Paul Mescal and Jessie Buckley are set to reunite after their acclaimed collaboration on Hamnet for a new feature from Benh Zeitlin, the Oscar-nominated director of Beasts of the Southern Wild. The upcoming project, titled Hold on to Your Angels, is already emerging as one of the more intriguing auteur-driven packages heading into this year’s Cannes market.
Set on the edge of South Louisiana, the film follows a “hell-bound outlaw” played by Mescal and a “ferocious shepherd of lost souls” portrayed by Buckley, who fall into what the filmmakers describe as a catastrophic love story while their crumbling bayou world slowly collapses around them. The premise immediately suggests a mix of romance, mythology, environmental decay and emotional tragedy — territory that strongly aligns with Zeitlin’s distinct cinematic voice.
The film marks Zeitlin’s first feature in six years following 2020’s Wendy, and also represents his return to the Southern landscapes and magical realism that first brought him international acclaim with Beasts of the Southern Wild. That breakthrough film earned four Academy Award nominations and established Zeitlin as one of the most visually unconventional filmmakers working in American independent cinema.
According to reports from Variety and Deadline, the project will launch as a major package at the Cannes Marché du Film, where it is expected to attract strong international attention. International sales are being handled by The Veterans, while domestic rights are represented by CAA Media Finance. Production is reportedly expected to begin in early 2027.
One of the biggest factors generating industry excitement around the film is the creative combination behind it. The project is being produced by Brad Pitt’s Plan B alongside producer Alex Coco under his Rapt Film banner. Plan B has built a reputation for backing auteur-driven prestige cinema through films such as Moonlight, 12 Years a Slave and The Tree of Life, while Coco recently gained major awards recognition through his work on Anora.
Zeitlin also wrote the screenplay himself, and his statements about the project strongly suggest a deeply personal connection to the material. The filmmaker described Hold on to Your Angels as “the most impossible love story” he has ever witnessed, calling it “an outlaw romance for the end of America” and “a love letter to an endangered way of life.” He also revealed that the story has been evolving in his mind since the casting process for Beasts of the Southern Wild nearly seventeen years ago.
That description hints at themes far larger than a conventional romance. The Louisiana bayou setting immediately evokes concerns surrounding climate fragility, disappearing communities and environmental collapse — recurring elements throughout Zeitlin’s work. His films have consistently focused on people living at the edges of society and geography, often blending realism with dreamlike mythological imagery.
For Paul Mescal, the project continues an increasingly fascinating career trajectory that balances major studio productions with intimate auteur cinema. Alongside large-scale projects such as the upcoming Beatles films, the actor has continued gravitating toward emotionally vulnerable and artistically ambitious material. Mescal’s ability to shift between mainstream and arthouse filmmaking has quickly made him one of the most sought-after actors of his generation.
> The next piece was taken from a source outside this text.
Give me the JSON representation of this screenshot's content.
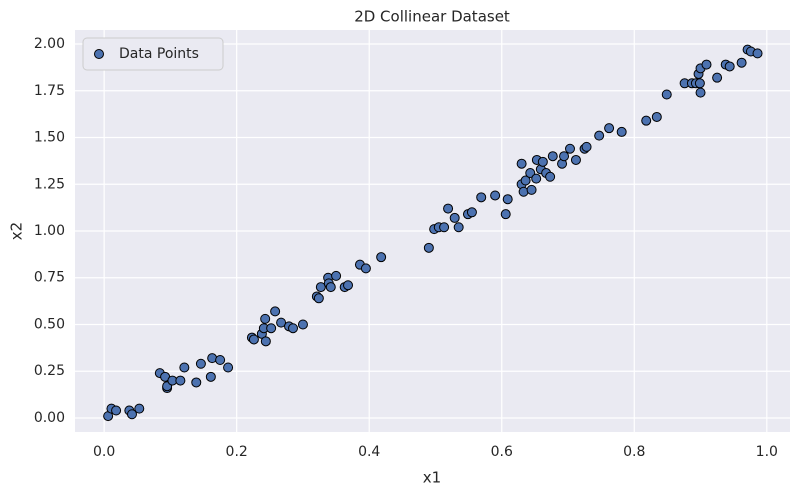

Jessie Buckley, meanwhile, appears to be entering an especially strong auteur-driven phase following her recent Oscar-winning momentum for Hamnet. The actress is already attached to projects from filmmakers such as Alice Rohrwacher and now Zeitlin, reinforcing her growing reputation as one of contemporary cinema’s most fearless performers. Her screen presence — emotionally raw, unpredictable and intensely physical — feels particularly suited to Zeitlin’s immersive storytelling style.
The project’s combination of Southern gothic atmosphere, mythic romance and ecological collapse also positions it within a growing wave of modern American independent films exploring fractured landscapes and emotional instability through poetic realism. Rather than functioning as straightforward drama, Hold on to Your Angels appears designed as something more lyrical and emotionally overwhelming.
What makes the announcement especially compelling is that the film does not sound engineered around commercial franchise logic or familiar genre formulas. Instead, it feels like the kind of ambitious filmmaker-driven cinema increasingly becoming rare within the modern studio ecosystem. Between Zeitlin’s visual imagination, Mescal and Buckley’s emotionally intense performances and the backing of Plan B, the project already carries strong festival and awards-season potential long before cameras have started rolling.
Ultimately, Hold on to Your Angels is shaping up as far more than a simple reunion between two acclaimed actors. It appears to be an emotionally mythic portrait of love and collapse set against a disappearing American landscape — exactly the kind of haunting, visually ambitious storytelling that Benh Zeitlin has built his reputation on.